Carla786 · 13/02/2026 05:38

Sugarnspicenallthingsnaice · 13/02/2026 04:01

Epstein was trafficking women through Stanstead airport, what does that say about the UK then?

You have more chance of getting justice in UK, though still many hurdles. We don't have laws against criticising the government or royals.

Moreover, the Dubai kafala system makes it really hard for migrants to press charges.

Carla786 · 13/02/2026 05:50

Zanatdy · 13/02/2026 05:03

Every other weekend I guess the courts would see as an involved dad so it might not be granted. I personally wouldn’t subject my child to flights to and from the UK every school holiday, it’s a lot of travelling. Will you pay for her to be accompanied? Does dad have enough AL to do this? All she can do is wait and see what the courts opinion is, but I can see why father is objecting. He does have a relationship with his DD, and it will suffer with her moving countries. It’s clearly mum (and grandma’s) dream, but it’s not in the best interests of the child. For many reasons, but main one preventing her relationship with her father, so he has every right to object.
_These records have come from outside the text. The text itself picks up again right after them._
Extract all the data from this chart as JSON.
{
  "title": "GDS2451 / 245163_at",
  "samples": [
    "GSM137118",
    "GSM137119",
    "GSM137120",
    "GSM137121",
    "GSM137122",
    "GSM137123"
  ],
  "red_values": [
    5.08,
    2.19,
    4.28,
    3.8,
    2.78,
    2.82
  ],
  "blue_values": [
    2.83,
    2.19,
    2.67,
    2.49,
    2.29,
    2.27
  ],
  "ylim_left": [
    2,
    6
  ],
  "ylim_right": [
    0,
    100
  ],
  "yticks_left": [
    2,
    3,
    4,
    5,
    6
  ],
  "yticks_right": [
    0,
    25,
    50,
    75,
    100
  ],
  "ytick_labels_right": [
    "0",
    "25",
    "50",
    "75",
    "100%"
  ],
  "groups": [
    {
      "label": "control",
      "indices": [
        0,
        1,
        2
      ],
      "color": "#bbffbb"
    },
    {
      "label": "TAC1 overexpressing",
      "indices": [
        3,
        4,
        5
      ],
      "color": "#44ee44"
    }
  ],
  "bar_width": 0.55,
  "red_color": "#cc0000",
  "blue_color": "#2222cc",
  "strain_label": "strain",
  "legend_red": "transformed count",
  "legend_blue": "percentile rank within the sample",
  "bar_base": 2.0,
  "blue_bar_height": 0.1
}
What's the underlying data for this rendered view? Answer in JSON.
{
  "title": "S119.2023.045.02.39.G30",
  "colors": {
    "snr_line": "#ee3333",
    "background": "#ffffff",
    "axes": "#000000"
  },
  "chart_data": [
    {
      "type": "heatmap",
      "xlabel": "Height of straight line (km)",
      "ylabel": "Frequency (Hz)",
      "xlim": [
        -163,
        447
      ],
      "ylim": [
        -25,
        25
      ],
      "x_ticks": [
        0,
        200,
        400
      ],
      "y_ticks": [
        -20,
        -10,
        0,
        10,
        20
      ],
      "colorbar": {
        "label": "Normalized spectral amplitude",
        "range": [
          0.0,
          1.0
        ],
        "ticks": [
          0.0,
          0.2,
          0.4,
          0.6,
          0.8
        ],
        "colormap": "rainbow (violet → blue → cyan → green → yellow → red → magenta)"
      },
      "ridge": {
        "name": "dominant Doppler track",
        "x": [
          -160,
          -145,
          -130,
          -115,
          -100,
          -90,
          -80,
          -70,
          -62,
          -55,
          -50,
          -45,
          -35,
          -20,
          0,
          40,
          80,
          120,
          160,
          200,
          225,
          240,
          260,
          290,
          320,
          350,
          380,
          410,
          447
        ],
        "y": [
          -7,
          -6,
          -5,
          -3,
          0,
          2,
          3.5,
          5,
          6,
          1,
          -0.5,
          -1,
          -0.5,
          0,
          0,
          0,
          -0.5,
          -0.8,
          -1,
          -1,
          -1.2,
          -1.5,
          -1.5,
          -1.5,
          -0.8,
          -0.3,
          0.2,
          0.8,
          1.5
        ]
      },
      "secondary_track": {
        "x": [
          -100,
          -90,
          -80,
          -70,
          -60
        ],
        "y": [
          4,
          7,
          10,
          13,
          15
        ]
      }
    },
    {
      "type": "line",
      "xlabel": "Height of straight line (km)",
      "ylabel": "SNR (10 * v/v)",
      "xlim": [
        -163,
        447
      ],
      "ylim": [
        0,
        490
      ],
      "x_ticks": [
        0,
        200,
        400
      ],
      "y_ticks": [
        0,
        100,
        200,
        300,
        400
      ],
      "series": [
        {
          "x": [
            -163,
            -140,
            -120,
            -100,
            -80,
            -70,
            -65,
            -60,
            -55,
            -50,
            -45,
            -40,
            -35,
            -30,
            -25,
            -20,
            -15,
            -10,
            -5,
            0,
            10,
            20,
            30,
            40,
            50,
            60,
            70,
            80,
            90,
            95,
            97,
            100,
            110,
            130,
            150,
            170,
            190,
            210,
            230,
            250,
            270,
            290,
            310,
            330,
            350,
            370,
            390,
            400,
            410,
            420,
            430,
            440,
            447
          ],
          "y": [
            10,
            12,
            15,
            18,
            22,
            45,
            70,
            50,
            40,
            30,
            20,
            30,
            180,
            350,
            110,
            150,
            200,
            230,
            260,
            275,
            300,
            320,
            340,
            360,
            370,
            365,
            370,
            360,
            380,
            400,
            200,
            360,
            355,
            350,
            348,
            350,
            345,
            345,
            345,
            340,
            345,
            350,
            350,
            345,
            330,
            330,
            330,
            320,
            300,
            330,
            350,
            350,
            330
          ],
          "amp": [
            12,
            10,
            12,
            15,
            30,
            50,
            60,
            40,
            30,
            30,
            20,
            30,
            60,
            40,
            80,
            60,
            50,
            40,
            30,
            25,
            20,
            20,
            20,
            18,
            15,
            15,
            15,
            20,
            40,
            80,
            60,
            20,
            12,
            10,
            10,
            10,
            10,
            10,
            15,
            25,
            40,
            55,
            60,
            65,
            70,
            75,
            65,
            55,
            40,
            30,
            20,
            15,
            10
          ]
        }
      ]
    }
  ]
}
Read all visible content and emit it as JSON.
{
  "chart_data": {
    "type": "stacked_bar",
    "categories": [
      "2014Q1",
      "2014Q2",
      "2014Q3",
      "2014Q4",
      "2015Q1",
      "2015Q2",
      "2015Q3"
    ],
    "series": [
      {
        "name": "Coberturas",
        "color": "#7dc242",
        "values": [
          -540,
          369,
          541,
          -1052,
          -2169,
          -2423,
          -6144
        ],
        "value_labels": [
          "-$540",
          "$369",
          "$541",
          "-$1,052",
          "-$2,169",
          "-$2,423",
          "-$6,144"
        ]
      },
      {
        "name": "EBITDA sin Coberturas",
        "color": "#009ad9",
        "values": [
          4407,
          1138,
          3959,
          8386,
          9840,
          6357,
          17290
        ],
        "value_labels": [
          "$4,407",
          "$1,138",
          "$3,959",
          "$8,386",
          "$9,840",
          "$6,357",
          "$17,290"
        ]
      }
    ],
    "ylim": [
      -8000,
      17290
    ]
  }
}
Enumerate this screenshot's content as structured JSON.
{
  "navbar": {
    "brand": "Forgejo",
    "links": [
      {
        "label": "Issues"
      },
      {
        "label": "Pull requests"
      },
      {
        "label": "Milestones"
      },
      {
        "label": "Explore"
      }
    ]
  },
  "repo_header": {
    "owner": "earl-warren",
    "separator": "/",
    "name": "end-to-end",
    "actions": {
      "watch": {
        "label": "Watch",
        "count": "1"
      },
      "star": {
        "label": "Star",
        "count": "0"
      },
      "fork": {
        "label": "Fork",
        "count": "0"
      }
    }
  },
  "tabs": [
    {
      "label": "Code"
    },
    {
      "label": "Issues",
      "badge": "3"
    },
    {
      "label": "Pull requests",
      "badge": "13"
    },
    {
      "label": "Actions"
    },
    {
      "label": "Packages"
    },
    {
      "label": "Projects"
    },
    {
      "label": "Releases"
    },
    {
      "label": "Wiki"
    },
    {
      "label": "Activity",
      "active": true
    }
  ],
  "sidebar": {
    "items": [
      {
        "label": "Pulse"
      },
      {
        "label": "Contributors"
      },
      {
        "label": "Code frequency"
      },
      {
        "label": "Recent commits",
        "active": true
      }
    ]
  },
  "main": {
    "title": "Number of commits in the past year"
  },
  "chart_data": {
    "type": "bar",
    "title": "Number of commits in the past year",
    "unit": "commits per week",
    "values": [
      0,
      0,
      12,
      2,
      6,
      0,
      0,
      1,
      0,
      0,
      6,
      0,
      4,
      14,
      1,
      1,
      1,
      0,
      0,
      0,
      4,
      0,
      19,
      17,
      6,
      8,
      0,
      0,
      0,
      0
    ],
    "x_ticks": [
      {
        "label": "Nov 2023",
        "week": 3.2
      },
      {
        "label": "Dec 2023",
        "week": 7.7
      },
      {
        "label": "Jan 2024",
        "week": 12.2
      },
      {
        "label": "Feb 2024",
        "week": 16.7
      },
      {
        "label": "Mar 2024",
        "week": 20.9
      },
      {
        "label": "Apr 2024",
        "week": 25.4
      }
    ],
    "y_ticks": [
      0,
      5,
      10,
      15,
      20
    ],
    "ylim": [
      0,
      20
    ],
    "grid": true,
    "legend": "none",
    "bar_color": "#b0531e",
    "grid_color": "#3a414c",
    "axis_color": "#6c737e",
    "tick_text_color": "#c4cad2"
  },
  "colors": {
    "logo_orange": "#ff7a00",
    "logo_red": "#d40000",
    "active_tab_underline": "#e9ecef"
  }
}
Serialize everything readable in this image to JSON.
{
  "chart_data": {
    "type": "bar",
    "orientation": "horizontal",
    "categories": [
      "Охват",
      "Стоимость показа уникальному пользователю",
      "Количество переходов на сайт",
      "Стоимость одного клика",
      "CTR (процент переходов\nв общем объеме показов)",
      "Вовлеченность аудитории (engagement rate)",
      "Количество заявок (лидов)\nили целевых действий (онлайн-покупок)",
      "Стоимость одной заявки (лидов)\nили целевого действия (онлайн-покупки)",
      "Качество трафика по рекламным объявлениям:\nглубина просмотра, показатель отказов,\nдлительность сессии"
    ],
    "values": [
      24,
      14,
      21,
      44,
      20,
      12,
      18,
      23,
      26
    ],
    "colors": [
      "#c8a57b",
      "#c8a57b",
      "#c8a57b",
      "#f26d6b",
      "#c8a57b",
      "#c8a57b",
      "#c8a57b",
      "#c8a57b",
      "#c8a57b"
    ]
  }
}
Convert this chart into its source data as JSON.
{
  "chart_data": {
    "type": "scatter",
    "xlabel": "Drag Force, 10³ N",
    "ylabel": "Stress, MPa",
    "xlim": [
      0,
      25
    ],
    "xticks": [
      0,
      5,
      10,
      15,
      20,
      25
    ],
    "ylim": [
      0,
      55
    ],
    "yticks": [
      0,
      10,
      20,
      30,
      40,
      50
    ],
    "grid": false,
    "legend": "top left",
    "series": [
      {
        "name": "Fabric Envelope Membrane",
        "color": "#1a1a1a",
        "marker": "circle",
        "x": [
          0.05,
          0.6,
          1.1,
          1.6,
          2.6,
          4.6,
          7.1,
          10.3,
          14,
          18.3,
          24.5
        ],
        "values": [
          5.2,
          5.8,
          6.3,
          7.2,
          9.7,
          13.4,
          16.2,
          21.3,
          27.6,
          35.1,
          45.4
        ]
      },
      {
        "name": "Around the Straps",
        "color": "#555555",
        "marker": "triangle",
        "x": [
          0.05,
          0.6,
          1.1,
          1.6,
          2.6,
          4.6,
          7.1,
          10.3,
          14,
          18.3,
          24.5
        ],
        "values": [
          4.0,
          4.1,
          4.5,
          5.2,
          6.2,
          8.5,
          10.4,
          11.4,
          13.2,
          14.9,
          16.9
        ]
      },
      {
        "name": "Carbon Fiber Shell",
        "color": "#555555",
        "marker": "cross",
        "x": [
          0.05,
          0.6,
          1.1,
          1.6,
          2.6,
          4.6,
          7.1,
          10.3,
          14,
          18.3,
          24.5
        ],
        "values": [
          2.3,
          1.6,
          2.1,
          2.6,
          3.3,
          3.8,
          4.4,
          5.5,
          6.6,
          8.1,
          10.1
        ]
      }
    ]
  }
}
The move itself, too. I get expat Dubai is westernised but DD would still have to leave the friends she has, her familiar neighbourhood for a quite different country.

graygoose · 13/02/2026 06:07

Carla786 · 13/02/2026 02:23

Singapore is a much better place than Dubai morally. There are issues with exploitation of house helps though.

I hope your helper is paid & treated fairly. There's no issue with help as long as people are

She is. I agree that some people treat their helpers appallingly and the protections for them are almost non-existent and probably worse in Dubai. It’s sadly up to individual employers to be decent and treat their helpers fairly, pay them a living wage with time off and pay expenses to visit family.

LoudTealHare · 13/02/2026 06:33

Shazzashaz · 11/02/2026 20:20

Good evening

thank you all for your advice some positive some not?

my daughter has previously worked and lived in Dubai before her daughter was born and has a fast network of friends in Dubai.

Dubai is a very safe country and offers so much more than uk does in my daughters eyes.

she has secured a job (pending relocation) visa and healthcare and lived out allowance included.been to visit schools and put a holding deposit down to hold place for this year. Home will be 10 min from school. So my daughter has done everything in the best interest of her daughter to ensure this move will enhance her everyday living, education, emotional wellbeing, .

mum is offering to pay all fares for her daughter to see dad in holidays summer 4 weeks, march 2 weeks and Christmas 2 weeks. With as much indirect contact that dad wishes.
dad is welcome to come out too whenever he wants too.

at present dad sees daughter every other weekend as and when in holidays and no FaceTime or calls , or check-ins between that time. Mum does all school runs, doctors , dentist, sick days you name it and , works every weekend .

dad not paying maintenance and mum struggling financially which does effect the child.

so the move not only improves mums finances but it directly improves the child.

every single part of child’s welfare will be greatly improved.

also predictable quality time with mum on weekends.

maternal grandmother also going to move too as to help out as she does here too.

so please only positive response please and if you want to be negative please don’t comment.

just some advice from mums who have or are at present going through the same court/caffcass 7 and have some good advice.

thanks

So father gets to see his child a few times a year! And do you seriously expect everyone to believe that her father is welcome to visit anytime he wants? Once you’re all out there you will start a campaign to turn your granddaughter against her father! This is all about what you and your daughter want! Nothing in what you say suggests otherwise, you’ve not even mentioned what your granddaughter feels about it!